Plutôt qu’un conflit d’ego, cette alliance pourrait s’avérer redoutable. Briatore excelle dans le nettoyage structurel et les manœuvres politiques, tandis que Horner possède l’expertise unique pour transformer une usine en machine à gagner. À Enstone, là où il a commencé sa carrière sous l’ère Benetton, Horner retrouverait des terres connues pour prouver à ses anciens employeurs autrichiens qu’ils ont commis une erreur historique en se passant de lui.

Pour un expert, Alpine est une marque prestigieuse dont la valeur sportive est au plus bas, mais dont le potentiel de rebond est immense. Le passage au moteur Mercedes en 2026 élimine l’incertitude liée au groupe motopropulseur, garantissant à l’équipe un niveau de performance moteur de premier plan.

En prenant le contrôle à ce moment précis, Christian Horner achète au prix bas (sportivement parlant) une équipe qui aura toutes les cartes en main pour remonter dans la hiérarchie dès le prochain changement de réglementation. Si l’offensive à 800 millions d’euros se concrétise début 2026, Alpine pourrait passer du statut de paria à celui de candidat sérieux aux podiums en l’espace de quelques mois.

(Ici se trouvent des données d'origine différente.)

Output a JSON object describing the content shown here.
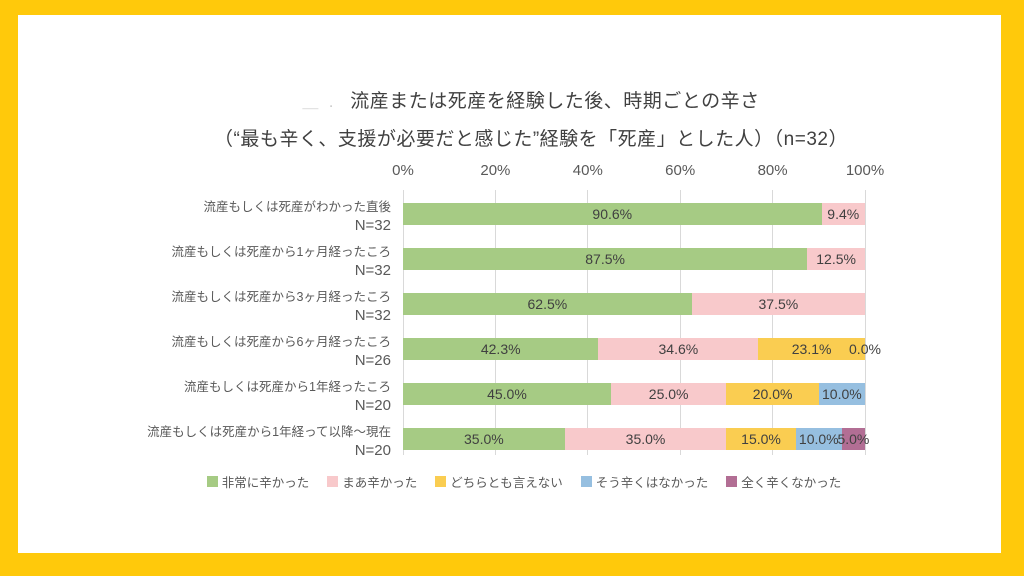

À ce stade, aucune des parties concernées n’a confirmé officiellement l’existence de négociations avancées. Du côté d’Alpine comme de Renault, le silence reste total, et l’entourage de Christian Horner se contente de parler d’« opportunités à l’étude ». En interne, plusieurs sources du paddock rappellent que ce type d’opération financière, aussi séduisante soit-elle sur le papier, reste soumise à de nombreux verrous juridiques, politiques et industriels. Autrement dit, le scénario d’une prise de contrôle par Horner relève encore d’une projection stratégique crédible, mais non actée — un jeu d’influences qui pourrait s’accélérer… ou se dégonfler, selon l’évolution du rapport de force dans les prochains mois.